Note 2 – Investment in unconsolidated affiliates

 

In February 2016, the Company acquired a 19% minority interest in KH1, the parent company of the group that holds the worldwide rights to the Karl Lagerfeld brand. The Company paid 32.5€ million (approximately $35.4 million at the date of the transaction). This investment is intended to expand the partnership between the Company and the Karl Lagerfeld brand and extend their business development opportunities on a global scale.
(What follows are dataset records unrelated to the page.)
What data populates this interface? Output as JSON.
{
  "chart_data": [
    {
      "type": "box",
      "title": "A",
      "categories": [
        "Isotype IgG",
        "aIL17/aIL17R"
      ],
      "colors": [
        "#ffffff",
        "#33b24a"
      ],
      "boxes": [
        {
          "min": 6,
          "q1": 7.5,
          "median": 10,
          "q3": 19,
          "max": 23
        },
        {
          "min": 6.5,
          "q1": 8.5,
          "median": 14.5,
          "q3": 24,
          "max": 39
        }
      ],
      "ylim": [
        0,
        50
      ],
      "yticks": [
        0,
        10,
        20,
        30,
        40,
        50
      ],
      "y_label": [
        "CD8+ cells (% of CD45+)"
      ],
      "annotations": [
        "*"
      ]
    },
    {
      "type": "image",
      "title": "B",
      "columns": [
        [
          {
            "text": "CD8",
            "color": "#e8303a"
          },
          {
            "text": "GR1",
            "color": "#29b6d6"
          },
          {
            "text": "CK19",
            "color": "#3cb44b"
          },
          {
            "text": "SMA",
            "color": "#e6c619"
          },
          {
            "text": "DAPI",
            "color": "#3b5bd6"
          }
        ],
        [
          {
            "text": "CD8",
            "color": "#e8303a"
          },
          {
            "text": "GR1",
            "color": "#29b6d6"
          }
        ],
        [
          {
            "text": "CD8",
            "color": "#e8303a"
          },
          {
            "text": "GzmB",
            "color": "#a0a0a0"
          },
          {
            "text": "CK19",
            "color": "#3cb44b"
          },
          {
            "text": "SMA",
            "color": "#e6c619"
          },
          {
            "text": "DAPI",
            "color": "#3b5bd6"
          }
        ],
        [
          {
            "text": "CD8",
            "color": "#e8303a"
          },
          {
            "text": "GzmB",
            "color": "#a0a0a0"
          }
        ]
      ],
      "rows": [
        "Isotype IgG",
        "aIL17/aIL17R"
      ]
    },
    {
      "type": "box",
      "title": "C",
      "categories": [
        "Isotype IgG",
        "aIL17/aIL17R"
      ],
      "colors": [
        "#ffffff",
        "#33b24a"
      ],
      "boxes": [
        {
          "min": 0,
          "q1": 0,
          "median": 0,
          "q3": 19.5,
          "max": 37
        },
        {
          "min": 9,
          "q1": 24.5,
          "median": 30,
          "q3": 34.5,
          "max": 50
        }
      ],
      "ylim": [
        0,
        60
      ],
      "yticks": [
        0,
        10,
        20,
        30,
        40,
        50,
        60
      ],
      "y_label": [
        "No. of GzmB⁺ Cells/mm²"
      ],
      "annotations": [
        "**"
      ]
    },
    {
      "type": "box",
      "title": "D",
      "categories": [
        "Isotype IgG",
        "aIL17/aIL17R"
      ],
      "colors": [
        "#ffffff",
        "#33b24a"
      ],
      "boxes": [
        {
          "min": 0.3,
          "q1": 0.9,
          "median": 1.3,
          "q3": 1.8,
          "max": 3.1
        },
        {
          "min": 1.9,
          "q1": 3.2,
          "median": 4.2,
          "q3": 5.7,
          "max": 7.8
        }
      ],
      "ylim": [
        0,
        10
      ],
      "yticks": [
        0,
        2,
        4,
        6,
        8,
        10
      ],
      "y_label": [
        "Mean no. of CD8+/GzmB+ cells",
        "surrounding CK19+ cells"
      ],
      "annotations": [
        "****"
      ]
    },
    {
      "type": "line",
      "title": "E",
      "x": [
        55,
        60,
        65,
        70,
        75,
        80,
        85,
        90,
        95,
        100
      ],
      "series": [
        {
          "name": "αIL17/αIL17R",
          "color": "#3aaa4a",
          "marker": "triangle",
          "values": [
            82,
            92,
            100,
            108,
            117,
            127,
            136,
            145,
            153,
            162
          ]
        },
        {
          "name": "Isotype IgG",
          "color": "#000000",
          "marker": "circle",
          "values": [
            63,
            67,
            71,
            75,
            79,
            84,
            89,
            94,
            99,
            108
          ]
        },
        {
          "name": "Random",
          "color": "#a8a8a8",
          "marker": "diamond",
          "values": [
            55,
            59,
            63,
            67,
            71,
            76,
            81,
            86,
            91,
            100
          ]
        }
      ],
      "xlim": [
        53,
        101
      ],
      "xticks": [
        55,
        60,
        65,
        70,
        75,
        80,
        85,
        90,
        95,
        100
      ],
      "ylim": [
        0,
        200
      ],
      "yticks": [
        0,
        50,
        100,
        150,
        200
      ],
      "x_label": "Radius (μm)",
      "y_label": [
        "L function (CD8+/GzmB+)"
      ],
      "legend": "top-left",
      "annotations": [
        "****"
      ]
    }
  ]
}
The investment in KH1, which is being accounted for under the equity method of accounting, is reflected in Investment in Unconsolidated Affiliates on the Condensed Consolidated Balance Sheets at October 31, 2016. 

 

In June 2015, the Company entered into a joint venture agreement with Karl Lagerfeld Group BV. The Company acquired a 49% ownership interest in KLNA, an entity that holds brand rights to Karl Lagerfeld trademarks for all consumer products (except eyewear, fragrance, cosmetics, watches, jewelry and hospitality services) and apparel in the United States, Canada and Mexico. The Company is also a licensee of the joint venture and has been granted a five-year license (with two renewals of five-years each) for women’s apparel, women’s handbags, women’s footwear and men’s outerwear. The Company began shipping Karl Lagerfeld sportswear, dresses, women’s outerwear and handbags in the third quarter of fiscal 2016 and Karl Lagerfeld women’s footwear in the first quarter of fiscal 2017. The investment in KLNA, which is being accounted for under the equity method of accounting, is reflected in Investment in Unconsolidated Affiliates on the Condensed Consolidated Balance Sheets at October 31, 2016.